Ultra Short Race Pace Training (USRPT): Part 1
Dr. John Taylor, a leader in prime performance psychology, noted in one of his articles:
“Train like you compete so you can compete like you train”
According to him, there are two essential rules for sports success:
Whatever you do in competitions, you must first do in training
Whatever you do in training is what you will do in a competition
The more you can make training like a competition, the more you will ingrain in your mind and body the skills and habits to perform your best in competition.
In another way, the only way to improve swimming velocities for specific races is to practice swimming at those velocities or slightly faster.
One of the training methods that have a lot of contradiction from coaches around the world is the:
Ultra Short Race Pace Training
It is a method of training originally developed by Australian Prof. Brent S. Rushall.
Recent swimming research has indicated that the traditional practices are largely irrelevant for racing and do not provide an avenue for race improvement.
Traditional practice programs and items do not accommodate much high-intensity work. Yet, the physiological and mechanical benefits of high intensity (Race-Pace) training are more than any other form can provide.
It is proposed that ultra-short training at race-pace is the format upon which all race-pace training should be patterned.
The structure of session content was often dominated by the consideration of how much aerobic or anaerobic work was to be performed.
Modern coaching requires the greatest amount of individualized training and programming possible.
1- Energy Systems and Exercise:
The metabolic energy required for short explosive activities is provided by the breakdown of high-energy phosphate compounds in the muscles.
One of these, adenosine triphosphate (ATP), must be present before a muscle will contract. ATP is stored in small amounts in the muscles and can only sustain activity for one or two seconds unless some other additional or restorative interaction occurs. ATP can be replenished from other energy sources in the muscle. This occurs when another high-energy phosphate compound found in the muscle, Creatine Phosphate (CP), is degraded to produce ATP and provide the energy for continued activity.
Only very short recovery periods are required for these energy sources to be sufficiently replenished to provide for a repeat effort.
Restoration also can occur within an exercise when a very brief relaxation period follows an equally brief effort phase.
The ATP-CP energy system does not require the presence of oxygen and is considered to be part of the anaerobic (without oxygen) energy system. Since lactic is not produced by this system it is also called the “alactacid system” but the oxygen is required for this system’s recovery/restoration.
Another source of energy for exercise is the stored oxygen in the Myoglobin and hemoglobin. These are proteins that are structurally different but functionally similar.
Other forms of fuel stored and made available in the muscles for more sustained bouts of work are the stored sugar (glycogen) and fat which are degraded to finally produce the ATP.
When the ATP-CP and the delivery of oxygen are insufficient to meet the demands of the effort, the high energy carbohydrate compound glycogen can be broken down by enzyme reactions to glucose (“Glycogenolysis”), then to lactic acid which dissociates to lactate and hydrogen ions.
The production of lactic acid, called “ Glycolysis”, produces limited quantities of ATP, which can maintain high effort for between 30 to 40 seconds.
The presence of large amounts of lactate and hydrogen ions interferes with the mechanical events (muscles shortening & neural conductance) and the person is forced to decrease the exercise intensity or cease activity altogether.
In the exercise, oxygen is used in varying degrees of importance depending on the level of effort. If exercise is not very intense, performance can be prolonged. The process of oxidation, which provides a much larger quantity of ATP.
This process is termed “aerobic” metabolism and can occur with the oxidation of both the glycogen and fat stores contained in the body. For swimming races, glycogen is preferred to fat as the fuel for high-effort levels because it yields energy more efficiently.
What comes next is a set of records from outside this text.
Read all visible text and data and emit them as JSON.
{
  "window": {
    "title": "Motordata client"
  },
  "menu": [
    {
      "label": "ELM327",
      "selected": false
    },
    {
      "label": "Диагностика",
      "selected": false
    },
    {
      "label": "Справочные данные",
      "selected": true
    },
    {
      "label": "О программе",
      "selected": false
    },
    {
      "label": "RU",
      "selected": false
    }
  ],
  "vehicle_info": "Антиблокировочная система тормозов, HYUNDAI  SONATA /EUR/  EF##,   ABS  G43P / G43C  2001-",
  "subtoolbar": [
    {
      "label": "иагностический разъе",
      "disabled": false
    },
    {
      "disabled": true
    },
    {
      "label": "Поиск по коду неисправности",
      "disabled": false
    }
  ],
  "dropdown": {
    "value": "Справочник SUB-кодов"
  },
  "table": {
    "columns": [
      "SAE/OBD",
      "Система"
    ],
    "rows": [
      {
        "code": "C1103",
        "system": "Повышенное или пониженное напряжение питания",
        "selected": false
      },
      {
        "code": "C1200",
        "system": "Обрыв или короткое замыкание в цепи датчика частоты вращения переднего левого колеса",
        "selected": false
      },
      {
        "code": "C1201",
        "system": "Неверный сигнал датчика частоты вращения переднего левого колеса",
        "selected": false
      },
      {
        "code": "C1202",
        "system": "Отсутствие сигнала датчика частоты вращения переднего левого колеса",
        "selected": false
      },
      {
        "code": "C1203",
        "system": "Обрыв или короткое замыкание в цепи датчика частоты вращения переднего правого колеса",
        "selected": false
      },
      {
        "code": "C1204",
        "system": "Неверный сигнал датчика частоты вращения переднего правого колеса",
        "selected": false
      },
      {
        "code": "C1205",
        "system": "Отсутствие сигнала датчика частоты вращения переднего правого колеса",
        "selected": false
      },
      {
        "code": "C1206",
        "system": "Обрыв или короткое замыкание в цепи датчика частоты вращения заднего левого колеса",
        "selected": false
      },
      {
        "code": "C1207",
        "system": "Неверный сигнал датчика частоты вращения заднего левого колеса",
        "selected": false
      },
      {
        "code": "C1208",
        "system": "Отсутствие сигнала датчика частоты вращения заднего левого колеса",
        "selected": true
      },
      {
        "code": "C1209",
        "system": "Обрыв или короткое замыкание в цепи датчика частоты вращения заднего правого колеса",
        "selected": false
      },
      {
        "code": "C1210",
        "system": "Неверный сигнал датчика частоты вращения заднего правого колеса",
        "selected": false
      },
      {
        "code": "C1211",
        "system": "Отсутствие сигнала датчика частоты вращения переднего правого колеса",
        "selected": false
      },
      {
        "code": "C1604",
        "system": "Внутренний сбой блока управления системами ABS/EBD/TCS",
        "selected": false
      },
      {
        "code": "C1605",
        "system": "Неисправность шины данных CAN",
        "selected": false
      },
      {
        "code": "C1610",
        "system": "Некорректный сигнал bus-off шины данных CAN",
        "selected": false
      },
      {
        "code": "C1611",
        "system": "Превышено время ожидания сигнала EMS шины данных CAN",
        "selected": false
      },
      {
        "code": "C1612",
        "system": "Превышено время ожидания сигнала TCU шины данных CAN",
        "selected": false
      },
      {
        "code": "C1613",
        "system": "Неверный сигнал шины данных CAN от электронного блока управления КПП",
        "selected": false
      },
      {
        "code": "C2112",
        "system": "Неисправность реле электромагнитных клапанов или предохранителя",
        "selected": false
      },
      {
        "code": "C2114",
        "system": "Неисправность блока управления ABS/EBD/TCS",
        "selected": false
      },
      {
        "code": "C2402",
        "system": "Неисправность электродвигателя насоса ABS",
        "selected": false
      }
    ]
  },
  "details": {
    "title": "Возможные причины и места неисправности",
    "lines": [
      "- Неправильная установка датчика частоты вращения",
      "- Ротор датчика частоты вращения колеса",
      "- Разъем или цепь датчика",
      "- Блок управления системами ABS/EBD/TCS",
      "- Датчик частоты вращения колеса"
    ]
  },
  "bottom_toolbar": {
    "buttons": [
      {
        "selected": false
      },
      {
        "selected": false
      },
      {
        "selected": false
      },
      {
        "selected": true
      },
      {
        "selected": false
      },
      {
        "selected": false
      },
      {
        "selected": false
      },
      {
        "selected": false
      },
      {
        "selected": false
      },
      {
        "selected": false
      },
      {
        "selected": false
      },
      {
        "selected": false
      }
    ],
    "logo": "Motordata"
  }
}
The ability to exercise for long periods at a moderate intensity is related to what has been termed the anaerobic threshold. This is the effort level that if exceeded requires some energy supplementation from anaerobic energy sources, particularly the splitting of glycogen to form lactic acid.
Post-performance oxygen consumption (EPOC) restores the portion of anaerobic processes used while exercising that was not restored/cleared during the exercise.
It removes lactate and other compounds associated with the use of glycogen as well as restoring temperature, hormonal balance, etc.
Source: Kinetic select
EPOC: EXCESS POSTEXERCISE OXYGEN CONSUMPTION
In summary, stored oxygen and high-energy phosphates are the predominant energy sources for brief total body effort. The splitting of glycogen into lactic acid provides the major energy resources for sustained sprints and feats of muscular endurance lasting between 10 and 60 seconds.